A very (very!) few 3BRs have popped up at SSR and OKW over the years, so it might be possible, but it's just this side of miracle.  Two 2BRs are more likely, but even that's going to be a little tough at any but the largest DVC resorts.


----------



## MichaelColey (Mar 15, 2014)

Two 2BR units is FAR easier. Start your searches as far in advance as possible. 

We've done three like that before (including one stay at two BLT 2BR units earlier this month).


----------



## sdbrier (Mar 15, 2014)

Thanks for the info. We're also thinking about an off-site vacation home rental.
I'd be renting points off my brother as he has a lot of Wyndam points at his disposal. So waiting for an exchange to come through is a lot harder than just renting the house.


----------



## bnoble (Mar 15, 2014)

For a larger group, a vacation home might be the right way to go.  Tons of really nice ones just a stone's throw from property's edge.  Disney has also let their 3rd party travel agents know that they plan to allow offsite guests some ability to make advanced FP+ reservations as well.

You could also look into renting DVC points for that Kidani GV stay, but it will be pricey.


----------



## rfc0001 (Mar 16, 2014)

*Wyndham Bonnet Creek*

Wyndham Bonnet Creek Resort (#6369) is another good option -- easier to get 2-bdrm exchanges than DVC, nice units, nice pools/water slides, located across from Downtown Disney, in Lake Buena Vista.


----------



## FLDVCFamily (Mar 20, 2014)

rfc0001 said:


> Wyndham Bonnet Creek Resort (#6369) is another good option -- easier to get 2-bdrm exchanges than DVC, nice units, nice pools/water slides, located across from Downtown Disney, in Lake Buena Vista.



True, but the points are just as high as trading for DVC. You could rent a 3 bedroom at Bonnet Creek off of Ebay or from one of the mega-renters who does direct rentals.
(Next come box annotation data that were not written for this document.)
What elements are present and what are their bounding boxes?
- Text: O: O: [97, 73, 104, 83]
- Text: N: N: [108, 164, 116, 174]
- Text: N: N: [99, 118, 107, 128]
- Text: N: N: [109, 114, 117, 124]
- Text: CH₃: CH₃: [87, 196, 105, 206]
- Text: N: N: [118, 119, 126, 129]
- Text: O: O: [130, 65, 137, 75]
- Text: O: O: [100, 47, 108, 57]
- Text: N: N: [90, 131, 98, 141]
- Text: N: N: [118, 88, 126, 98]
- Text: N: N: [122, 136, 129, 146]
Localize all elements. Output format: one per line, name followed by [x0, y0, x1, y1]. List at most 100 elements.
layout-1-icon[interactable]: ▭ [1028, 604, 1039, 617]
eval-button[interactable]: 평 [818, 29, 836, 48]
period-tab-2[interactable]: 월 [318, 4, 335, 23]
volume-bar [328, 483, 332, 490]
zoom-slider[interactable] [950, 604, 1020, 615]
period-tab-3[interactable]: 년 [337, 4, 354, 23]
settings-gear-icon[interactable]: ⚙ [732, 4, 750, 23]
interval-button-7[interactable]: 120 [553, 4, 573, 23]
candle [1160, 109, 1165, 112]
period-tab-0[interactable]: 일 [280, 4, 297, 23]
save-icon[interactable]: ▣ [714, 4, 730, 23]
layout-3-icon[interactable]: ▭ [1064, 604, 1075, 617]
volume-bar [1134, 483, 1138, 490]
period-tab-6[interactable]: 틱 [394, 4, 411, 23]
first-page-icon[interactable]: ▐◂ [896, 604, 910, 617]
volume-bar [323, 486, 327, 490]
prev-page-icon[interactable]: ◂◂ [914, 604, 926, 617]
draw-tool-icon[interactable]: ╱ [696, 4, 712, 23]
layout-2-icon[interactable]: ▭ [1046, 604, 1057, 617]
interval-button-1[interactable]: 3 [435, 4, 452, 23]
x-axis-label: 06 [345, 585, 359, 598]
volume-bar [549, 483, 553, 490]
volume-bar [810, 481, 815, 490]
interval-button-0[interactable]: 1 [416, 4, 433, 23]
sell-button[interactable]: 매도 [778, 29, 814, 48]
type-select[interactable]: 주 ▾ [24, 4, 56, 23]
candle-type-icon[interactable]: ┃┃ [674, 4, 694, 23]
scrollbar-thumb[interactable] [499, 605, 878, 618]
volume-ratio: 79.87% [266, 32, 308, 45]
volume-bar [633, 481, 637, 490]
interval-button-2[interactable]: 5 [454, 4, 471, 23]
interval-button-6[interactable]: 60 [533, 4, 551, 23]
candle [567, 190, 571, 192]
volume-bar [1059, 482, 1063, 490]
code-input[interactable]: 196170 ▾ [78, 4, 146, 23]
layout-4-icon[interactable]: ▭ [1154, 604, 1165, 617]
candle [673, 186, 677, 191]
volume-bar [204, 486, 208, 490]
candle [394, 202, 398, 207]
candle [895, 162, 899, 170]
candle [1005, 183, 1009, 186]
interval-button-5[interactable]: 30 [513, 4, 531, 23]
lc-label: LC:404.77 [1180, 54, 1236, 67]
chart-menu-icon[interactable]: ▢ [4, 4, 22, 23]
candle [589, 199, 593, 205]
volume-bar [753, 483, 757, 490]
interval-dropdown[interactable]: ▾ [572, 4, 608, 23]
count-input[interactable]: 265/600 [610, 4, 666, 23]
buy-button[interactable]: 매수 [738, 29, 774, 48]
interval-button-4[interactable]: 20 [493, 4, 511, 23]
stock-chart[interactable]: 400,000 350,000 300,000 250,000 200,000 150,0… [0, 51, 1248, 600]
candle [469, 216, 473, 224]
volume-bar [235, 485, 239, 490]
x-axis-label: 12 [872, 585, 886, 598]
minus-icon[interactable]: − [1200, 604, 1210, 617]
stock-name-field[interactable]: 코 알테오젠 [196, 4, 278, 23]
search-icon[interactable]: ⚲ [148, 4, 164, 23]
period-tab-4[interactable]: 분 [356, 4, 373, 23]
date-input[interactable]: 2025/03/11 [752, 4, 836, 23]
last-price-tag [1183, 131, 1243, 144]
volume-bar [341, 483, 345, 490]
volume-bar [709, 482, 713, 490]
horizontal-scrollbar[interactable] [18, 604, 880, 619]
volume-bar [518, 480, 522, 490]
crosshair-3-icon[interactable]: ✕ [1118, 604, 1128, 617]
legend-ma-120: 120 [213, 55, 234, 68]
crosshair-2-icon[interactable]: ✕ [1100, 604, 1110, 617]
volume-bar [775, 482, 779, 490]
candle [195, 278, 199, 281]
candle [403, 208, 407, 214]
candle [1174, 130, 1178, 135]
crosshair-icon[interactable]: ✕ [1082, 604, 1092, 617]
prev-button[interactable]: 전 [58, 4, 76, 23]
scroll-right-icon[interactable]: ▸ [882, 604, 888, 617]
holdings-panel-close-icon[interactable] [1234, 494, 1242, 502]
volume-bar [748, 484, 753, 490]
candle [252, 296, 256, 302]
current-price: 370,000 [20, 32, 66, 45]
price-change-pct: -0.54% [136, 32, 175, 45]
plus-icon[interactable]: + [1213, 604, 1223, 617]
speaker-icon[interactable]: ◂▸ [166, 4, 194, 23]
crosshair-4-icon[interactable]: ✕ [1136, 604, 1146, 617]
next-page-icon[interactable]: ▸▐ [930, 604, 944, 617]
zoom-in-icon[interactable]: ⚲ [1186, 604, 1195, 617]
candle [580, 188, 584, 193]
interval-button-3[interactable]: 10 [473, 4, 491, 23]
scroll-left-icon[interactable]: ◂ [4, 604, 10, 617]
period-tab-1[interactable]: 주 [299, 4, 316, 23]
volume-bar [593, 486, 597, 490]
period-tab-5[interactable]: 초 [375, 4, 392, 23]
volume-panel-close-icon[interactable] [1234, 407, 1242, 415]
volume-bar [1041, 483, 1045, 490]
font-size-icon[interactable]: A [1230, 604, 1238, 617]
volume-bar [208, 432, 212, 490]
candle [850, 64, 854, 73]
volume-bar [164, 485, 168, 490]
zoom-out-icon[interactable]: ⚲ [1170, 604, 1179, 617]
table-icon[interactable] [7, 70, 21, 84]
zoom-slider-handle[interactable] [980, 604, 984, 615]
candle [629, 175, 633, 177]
It's pretty economical, and I like that resort a lot better than most of the DVC resorts (and I'm a DVC owner!).

Actually, OP, if your brother has a ton of Wyndham points at his disposal, maybe he could just book a 3 bedroom or a Presidential unit at Bonnet Creek directly.


----------



## MichaelColey (Mar 20, 2014)

I agree.  While Wyndham Bonnet Creek has become quite a bit less appealing to me through RCI (because the points are often as high as DVC and they no longer offer free Disney shuttles--or has that changed again?), they are still a good choice if you have Wyndham points or can rent through an owner (especially if you need and can get a larger unit).


----------